> Which are not applicable at all if you have arrays of various complex
How did you come to that conclusion? Sometimes it is not worth it but for smallish structs it can be a win. Complex numbers are a good example.
> any function call tend to break all these nice techniques
If the function call is still there and even then the compiler can sometimes accomplish the task, depending on how aggressive the developers were.
> Of course nowadays it's often better to use CUDA or OpenCL to push all
> that to the GPU
No. There is never a case where CUDA or OpenCL are a good idea. Only poor compilers have led us down that path. Look at what's being done with OpenACC. A good compiler can match CUDA performance pretty easily and can often dramatically outperform it.
> Add one additional argument - and spill is inevitable.
In the grand scheme of thing, one write to cache/read from cache isn't usually critical. Sure, there are cases where this kind of optimization is very important -- if the callback is called in a tight loop for example. But in that case a better solution is often to refactor the code and/or rework the data structures. It should not be necessary to hand-linearize array accesses to get performance.
> You may say that code which calls a callback in a tight loop is hopeless
> in a first place
Actually, I would say that's often good design for the reasons you give. But then this kind of code usually isn't dealing with numerical arrays or arrays of very small structs which might be well vectorized. I suppose that is what you were thinking of with your first statement.
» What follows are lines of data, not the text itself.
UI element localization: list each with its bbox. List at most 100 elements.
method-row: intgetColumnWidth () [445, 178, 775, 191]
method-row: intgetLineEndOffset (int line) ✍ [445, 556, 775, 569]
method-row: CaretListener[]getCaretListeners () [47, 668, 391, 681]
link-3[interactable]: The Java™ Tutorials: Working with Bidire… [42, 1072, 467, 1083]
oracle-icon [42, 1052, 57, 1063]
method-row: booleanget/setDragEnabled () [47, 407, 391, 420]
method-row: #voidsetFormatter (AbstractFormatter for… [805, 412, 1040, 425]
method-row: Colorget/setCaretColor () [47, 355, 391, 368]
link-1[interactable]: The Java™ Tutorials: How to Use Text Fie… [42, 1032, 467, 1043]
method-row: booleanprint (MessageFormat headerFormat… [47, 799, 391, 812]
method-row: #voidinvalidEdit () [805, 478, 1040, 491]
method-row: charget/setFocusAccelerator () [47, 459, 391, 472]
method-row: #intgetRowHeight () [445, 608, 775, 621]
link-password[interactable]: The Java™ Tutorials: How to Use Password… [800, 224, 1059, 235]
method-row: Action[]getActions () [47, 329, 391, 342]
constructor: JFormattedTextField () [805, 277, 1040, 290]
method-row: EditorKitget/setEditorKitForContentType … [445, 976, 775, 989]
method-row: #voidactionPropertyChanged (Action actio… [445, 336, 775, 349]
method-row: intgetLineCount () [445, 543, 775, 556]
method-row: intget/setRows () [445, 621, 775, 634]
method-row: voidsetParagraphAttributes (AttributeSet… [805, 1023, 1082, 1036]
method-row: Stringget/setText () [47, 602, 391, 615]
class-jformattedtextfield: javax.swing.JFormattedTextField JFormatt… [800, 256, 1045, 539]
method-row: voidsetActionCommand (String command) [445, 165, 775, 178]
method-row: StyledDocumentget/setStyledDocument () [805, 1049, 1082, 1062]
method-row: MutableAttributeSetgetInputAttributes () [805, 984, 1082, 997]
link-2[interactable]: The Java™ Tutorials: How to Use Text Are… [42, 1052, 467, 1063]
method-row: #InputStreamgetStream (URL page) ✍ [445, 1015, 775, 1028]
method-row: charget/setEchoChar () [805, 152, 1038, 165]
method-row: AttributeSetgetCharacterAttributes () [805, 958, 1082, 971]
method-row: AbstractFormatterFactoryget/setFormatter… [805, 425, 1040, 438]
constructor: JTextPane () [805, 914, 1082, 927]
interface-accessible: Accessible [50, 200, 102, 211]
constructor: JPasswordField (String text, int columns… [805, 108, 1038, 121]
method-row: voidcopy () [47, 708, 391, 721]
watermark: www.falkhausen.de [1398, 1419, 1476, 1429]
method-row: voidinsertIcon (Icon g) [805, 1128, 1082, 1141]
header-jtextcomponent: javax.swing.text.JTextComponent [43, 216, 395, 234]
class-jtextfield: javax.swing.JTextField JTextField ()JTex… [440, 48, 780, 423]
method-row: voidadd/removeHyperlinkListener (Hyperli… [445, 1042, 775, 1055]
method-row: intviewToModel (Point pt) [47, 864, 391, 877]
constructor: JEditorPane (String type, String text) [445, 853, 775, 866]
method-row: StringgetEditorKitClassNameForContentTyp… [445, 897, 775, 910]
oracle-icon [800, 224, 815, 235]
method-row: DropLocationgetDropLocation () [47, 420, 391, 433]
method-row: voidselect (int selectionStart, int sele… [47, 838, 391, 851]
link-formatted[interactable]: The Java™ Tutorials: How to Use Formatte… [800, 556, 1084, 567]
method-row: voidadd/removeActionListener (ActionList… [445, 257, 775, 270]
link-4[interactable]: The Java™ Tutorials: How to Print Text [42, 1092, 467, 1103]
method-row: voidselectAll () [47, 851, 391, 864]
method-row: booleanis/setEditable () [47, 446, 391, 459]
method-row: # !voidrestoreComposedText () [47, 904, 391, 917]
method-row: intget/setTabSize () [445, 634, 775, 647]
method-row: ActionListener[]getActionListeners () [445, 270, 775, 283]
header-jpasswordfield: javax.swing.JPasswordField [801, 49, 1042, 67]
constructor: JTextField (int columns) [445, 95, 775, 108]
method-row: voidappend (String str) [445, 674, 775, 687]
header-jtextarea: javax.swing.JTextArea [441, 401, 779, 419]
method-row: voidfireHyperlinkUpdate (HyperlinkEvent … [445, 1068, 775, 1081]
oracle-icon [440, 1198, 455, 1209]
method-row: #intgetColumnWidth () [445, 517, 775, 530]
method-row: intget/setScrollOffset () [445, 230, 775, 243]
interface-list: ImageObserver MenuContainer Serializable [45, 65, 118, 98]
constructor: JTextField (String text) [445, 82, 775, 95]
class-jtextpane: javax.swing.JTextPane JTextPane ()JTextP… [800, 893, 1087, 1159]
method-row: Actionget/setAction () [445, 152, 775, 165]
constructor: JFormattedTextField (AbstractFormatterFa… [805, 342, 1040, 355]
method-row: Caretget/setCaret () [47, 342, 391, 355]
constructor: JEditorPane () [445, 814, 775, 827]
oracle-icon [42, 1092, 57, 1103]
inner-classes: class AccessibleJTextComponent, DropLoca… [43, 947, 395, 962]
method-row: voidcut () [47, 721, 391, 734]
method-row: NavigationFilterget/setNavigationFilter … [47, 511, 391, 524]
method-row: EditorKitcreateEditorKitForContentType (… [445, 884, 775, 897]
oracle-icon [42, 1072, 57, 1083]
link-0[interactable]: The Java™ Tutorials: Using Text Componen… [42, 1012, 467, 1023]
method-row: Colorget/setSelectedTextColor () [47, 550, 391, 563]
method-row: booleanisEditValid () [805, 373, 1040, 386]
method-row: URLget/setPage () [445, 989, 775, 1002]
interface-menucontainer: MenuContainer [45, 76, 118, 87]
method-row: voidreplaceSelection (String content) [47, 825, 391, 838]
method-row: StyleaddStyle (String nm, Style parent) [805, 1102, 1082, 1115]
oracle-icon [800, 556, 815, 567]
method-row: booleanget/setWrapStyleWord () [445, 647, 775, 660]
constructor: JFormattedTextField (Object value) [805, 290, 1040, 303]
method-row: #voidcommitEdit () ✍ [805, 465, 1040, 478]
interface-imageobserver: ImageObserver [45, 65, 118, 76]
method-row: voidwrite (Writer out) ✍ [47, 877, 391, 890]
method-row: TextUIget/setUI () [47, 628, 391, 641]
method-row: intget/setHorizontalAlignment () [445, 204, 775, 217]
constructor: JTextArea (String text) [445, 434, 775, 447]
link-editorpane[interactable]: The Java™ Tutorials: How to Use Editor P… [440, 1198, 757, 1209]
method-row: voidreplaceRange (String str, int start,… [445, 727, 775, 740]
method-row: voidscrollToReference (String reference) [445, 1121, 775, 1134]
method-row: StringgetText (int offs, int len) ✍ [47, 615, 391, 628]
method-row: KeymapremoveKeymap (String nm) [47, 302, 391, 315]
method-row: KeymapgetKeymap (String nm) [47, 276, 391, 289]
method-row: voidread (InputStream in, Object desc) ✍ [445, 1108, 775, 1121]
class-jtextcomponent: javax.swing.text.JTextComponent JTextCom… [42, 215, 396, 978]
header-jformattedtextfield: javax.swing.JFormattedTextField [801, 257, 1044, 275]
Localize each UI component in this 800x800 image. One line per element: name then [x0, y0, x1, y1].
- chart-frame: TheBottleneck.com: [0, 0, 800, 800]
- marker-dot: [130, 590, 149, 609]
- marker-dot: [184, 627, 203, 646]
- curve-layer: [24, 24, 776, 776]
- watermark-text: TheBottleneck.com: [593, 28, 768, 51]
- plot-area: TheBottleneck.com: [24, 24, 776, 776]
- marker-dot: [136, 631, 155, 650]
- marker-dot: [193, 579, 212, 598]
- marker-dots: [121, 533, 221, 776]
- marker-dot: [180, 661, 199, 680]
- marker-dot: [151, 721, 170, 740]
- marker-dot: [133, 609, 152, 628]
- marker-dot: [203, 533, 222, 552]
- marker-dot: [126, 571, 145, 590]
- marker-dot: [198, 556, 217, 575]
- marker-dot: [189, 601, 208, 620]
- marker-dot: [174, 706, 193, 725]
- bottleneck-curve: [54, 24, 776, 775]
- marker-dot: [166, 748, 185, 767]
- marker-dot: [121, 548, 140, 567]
If that's the kind of code you're concerned about then yes, hand-linearizing array accesses is probably not going to hurt much. But it won't really help either. I've no problem with a loop that iterates over such arrays using a single pointer. I am more concerned about people who take multidimensional arrays and translate accesses to complex pointer arithmetic.
Still, if the objects are small enough, vectorization targeting efficient load/store of the data can often be a win, even if the actual data manipulation isn't vectorized.